Which tool should you use?

For one-off files under 10 MB: MyEasyTools PDF Compressor is the fastest path — no account, no waiting, immediate download.

For large files or batches: iLovePDF handles bigger files and lets you process multiple PDFs at once without signing up. If you're doing this regularly, consider PDF24 for its unlimited free tier.

For heavy recurring use: Smallpdf's paid plan or Adobe Acrobat Pro are worth considering if you're processing PDFs as part of a business workflow. The free tiers of both are too restricted for daily use.

If you're privacy-conscious: PDF24 (German servers, strong GDPR stance) or any tool where you run the compression locally is preferable to uploading sensitive documents to a third-party web service. MyEasyTools processes files in-memory and never writes them to disk, but you're still sending data over the network.


Tips for better compression results

Know what's making your PDF large. Open the PDF in Acrobat Reader or Preview and check the file size. If a 10-page document is 8 MB, images are almost certainly the culprit.

Set expectations for text-heavy PDFs. If your document is mostly text with no embedded images, a compressor will save you 10–20% at best. You may be better off ensuring fonts are subsetted when you export from Word or InDesign.

Use "screen" quality for web-only PDFs. If the PDF will only ever be viewed on screen and never printed, the lowest-quality compression setting gives the smallest file with no real visual penalty at screen resolution.

Don't compress an already-compressed PDF. If a file has already been through a compressor, running it through again typically saves little and can introduce additional artefacts.

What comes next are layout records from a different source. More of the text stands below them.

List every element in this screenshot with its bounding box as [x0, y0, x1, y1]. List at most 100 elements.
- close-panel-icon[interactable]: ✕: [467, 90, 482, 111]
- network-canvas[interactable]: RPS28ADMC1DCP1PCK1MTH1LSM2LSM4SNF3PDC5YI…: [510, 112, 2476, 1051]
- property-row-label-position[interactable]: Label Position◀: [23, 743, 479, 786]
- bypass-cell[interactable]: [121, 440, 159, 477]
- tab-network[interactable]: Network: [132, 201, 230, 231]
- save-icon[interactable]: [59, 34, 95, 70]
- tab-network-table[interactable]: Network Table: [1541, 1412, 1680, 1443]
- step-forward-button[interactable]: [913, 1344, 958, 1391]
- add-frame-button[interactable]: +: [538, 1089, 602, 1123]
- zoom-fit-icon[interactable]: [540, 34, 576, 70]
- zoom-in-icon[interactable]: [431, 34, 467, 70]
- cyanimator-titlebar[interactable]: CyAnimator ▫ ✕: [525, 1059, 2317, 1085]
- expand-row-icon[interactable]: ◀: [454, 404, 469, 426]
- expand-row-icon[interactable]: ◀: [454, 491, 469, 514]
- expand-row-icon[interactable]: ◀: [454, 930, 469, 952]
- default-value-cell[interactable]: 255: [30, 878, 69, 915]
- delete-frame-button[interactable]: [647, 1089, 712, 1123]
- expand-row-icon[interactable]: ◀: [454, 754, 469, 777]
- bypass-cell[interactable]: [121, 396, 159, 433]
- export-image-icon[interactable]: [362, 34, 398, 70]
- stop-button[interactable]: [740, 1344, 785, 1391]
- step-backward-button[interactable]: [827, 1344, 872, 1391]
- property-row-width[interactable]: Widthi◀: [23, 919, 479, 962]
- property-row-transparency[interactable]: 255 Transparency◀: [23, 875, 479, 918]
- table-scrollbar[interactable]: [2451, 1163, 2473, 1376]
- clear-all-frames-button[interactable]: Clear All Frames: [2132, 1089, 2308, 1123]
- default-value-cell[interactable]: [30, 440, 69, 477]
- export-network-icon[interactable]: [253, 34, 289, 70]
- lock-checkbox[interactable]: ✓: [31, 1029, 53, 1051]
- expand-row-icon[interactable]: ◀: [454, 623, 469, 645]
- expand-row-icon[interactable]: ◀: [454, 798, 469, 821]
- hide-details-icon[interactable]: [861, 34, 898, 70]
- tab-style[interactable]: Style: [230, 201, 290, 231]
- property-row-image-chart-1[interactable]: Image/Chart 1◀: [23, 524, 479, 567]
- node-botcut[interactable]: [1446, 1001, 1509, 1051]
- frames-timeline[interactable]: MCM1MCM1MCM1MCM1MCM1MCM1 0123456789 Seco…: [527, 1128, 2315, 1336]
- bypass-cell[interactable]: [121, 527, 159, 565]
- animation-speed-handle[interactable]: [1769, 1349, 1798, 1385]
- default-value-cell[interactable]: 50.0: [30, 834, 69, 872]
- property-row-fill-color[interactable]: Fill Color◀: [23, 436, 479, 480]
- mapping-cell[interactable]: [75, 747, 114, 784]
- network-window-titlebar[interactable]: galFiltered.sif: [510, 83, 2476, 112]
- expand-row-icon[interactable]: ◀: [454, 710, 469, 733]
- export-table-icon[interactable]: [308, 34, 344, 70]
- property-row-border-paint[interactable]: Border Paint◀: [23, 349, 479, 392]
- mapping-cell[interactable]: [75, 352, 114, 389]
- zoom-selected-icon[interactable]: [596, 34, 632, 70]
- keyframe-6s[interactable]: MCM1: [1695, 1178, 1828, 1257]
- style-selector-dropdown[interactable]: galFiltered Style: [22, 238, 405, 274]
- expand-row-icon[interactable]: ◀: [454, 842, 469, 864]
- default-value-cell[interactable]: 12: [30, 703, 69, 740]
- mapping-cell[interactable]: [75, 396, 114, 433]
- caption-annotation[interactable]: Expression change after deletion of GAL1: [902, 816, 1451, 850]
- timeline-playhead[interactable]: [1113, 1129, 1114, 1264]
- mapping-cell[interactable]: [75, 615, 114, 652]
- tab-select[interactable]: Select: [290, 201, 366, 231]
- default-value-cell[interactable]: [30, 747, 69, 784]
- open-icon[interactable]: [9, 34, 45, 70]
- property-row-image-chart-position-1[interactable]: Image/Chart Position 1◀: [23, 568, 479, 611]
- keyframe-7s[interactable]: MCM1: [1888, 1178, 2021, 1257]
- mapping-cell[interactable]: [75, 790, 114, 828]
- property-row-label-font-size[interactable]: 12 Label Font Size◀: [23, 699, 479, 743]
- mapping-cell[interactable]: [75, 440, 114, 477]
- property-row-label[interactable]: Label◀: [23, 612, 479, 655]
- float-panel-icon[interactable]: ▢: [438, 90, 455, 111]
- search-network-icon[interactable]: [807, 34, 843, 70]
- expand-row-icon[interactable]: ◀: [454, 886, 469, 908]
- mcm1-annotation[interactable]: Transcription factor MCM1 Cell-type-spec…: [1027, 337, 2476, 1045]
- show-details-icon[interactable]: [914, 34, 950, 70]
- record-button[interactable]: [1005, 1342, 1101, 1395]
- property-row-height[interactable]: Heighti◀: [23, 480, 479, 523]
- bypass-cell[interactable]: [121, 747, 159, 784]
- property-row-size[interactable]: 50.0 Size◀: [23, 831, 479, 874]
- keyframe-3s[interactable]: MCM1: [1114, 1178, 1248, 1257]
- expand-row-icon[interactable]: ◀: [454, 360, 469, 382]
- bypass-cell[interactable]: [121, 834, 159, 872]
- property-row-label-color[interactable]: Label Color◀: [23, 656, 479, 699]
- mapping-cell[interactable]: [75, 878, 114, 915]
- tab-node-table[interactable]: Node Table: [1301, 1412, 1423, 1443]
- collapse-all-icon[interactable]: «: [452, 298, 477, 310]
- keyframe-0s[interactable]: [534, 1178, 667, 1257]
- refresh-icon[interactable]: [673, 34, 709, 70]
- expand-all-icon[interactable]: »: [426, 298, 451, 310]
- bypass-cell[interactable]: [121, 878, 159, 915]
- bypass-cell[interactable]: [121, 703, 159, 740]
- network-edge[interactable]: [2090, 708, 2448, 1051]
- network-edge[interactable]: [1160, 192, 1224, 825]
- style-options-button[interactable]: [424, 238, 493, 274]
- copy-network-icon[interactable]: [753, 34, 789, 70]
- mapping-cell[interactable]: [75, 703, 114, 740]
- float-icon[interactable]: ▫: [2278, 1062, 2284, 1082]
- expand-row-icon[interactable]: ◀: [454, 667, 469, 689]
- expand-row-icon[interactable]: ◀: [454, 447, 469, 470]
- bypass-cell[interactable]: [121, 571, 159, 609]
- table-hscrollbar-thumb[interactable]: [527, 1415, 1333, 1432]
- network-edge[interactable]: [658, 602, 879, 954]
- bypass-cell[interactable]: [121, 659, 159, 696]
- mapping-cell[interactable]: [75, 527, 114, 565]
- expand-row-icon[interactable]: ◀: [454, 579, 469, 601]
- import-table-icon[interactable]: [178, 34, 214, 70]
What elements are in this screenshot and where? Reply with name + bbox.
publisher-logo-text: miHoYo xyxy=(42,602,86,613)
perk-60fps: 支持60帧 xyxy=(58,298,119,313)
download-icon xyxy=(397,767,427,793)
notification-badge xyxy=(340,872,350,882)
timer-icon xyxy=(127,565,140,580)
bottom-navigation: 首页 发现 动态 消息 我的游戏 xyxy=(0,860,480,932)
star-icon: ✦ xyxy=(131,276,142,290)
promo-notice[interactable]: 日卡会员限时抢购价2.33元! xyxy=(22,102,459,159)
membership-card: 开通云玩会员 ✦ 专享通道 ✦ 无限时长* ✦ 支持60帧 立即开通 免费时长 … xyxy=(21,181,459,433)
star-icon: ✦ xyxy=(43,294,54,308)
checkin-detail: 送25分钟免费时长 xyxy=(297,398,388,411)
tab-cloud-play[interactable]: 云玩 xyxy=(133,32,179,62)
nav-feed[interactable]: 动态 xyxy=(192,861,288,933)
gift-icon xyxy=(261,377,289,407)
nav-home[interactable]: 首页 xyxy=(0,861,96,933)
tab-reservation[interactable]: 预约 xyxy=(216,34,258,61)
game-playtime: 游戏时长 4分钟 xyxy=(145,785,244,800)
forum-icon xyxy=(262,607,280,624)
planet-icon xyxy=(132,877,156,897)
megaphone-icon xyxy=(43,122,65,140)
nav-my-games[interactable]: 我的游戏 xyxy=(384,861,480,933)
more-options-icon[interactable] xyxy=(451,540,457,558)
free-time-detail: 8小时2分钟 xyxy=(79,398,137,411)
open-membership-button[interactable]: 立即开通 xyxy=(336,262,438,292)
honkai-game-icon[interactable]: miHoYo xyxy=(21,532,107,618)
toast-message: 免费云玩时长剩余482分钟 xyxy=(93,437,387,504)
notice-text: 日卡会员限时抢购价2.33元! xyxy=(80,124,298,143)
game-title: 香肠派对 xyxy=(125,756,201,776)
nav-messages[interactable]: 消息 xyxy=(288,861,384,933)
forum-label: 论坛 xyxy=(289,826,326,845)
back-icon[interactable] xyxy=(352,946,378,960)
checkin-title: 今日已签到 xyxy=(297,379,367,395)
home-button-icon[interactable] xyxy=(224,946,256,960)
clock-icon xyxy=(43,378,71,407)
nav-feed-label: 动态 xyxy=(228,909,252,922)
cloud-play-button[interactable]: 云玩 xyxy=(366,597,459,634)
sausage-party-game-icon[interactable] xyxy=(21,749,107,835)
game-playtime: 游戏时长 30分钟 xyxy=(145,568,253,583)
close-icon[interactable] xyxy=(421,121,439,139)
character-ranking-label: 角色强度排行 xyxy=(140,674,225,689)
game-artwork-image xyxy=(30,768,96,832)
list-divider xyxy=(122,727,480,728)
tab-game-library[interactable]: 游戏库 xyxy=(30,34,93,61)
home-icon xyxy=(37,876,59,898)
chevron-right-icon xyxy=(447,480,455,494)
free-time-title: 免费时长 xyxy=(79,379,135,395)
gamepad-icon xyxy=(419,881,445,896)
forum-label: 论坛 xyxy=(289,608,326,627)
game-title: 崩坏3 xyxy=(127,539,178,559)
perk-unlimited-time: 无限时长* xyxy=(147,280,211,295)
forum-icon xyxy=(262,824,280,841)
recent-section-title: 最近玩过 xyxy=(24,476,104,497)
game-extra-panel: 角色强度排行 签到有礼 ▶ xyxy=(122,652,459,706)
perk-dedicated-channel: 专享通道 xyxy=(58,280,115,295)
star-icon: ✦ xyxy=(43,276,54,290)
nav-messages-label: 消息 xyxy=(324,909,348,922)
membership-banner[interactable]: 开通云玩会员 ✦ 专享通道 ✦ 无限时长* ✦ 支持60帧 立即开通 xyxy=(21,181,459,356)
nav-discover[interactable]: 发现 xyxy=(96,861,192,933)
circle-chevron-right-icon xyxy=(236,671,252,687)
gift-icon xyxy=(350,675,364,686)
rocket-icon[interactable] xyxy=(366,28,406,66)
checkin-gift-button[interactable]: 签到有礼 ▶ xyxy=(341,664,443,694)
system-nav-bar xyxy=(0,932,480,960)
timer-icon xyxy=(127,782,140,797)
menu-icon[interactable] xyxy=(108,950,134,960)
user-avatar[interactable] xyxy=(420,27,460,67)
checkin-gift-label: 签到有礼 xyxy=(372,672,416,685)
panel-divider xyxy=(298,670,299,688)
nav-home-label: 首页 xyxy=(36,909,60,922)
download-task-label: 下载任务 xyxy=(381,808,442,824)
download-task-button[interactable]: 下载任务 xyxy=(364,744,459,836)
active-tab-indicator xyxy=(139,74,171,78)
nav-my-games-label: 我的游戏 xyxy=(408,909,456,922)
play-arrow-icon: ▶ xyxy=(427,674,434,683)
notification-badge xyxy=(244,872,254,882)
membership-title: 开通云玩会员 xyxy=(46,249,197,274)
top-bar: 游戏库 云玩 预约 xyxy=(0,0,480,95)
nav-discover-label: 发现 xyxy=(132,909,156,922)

For scanned documents, consider OCR first. A scanned-image PDF is just a sequence of images. Running OCR (optical character recognition) converts it to a proper text PDF, which is almost always smaller and searchable.


Summary

All four free tools work. The differences in compression ratio are real but not dramatic — they tend to cluster within 5–10% of each other on the same file. The bigger differentiators are the free tier limits, whether an account is required, and how fast the experience is.

If you want no friction and no account for occasional use, try MyEasyTools PDF Compressor. If you need batch processing or larger files, iLovePDF or PDF24 are worth a look.